In order to have personalized member experiences, companies need to make sure the right people behind-the-scenes have access to all of the customer data while tying all of the technology together accordingly. In addition, organizations need to understand their customers’ preferred communication channels and provide the best experience to them at any scale. The key point is that healthcare companies need to keep up with technology and adapt the personalized customer experience used by retail companies in their own business models.

Your healthcare organization has decided to expand its patient reach by outsourcing with a contact center partner…Great! People have grown accustomed to fast, efficient responses from all other industries they interact with, so they want the same from their healthcare or medical providers.

Adding an omnichannel contact center to your organization will help you give assistance to more patients or clients. However, shopping around for an outsourcing partner is a tricky task. The following are three requirements you should take into consideration during your search.

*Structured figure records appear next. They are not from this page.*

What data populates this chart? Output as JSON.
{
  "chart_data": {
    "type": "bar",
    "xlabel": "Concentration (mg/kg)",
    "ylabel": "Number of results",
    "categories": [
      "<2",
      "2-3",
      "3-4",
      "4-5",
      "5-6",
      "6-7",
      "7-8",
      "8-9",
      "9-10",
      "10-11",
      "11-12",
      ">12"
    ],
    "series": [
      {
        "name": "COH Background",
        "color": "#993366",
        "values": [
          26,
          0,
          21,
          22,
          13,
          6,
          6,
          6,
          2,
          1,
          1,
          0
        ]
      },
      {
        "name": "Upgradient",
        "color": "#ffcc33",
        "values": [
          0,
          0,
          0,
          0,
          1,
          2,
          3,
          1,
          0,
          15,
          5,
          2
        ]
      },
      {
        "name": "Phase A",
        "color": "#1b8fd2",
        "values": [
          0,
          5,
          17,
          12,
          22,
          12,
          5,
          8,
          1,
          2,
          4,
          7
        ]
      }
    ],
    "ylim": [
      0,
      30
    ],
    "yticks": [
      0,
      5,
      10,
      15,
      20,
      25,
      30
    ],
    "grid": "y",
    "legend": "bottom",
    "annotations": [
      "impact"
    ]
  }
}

  1. HIPAA and CMS Compliance: This goes without saying. Healthcare and medical companies must follow strict regulations when it comes to their patients and clients. Their information must be held confidential and it must be treated with the highest standards of security. You should expect your contact center partner to adhere to HIPAA and CMS compliance like you would with any other partnership.
  2. Certified Registered Nurses (RN’s): When patients and clients call you, the representatives answering the phones can’t be random agents with no background in healthcare. You want your agents to be registered nurses so they can offer reliable, accurate information.
  3. Large Capacity: You know what really bothers people? Calling a company only to be put on hold or calling a company and having it take forever to get an answer. Now, imagine a person in that scenario, except they’re concerned about their health. That’s a recipe for a bad experience. Make sure your future outsource contact center partner has enough employees to provide the scalability you need no matter what time of the day, month, or year.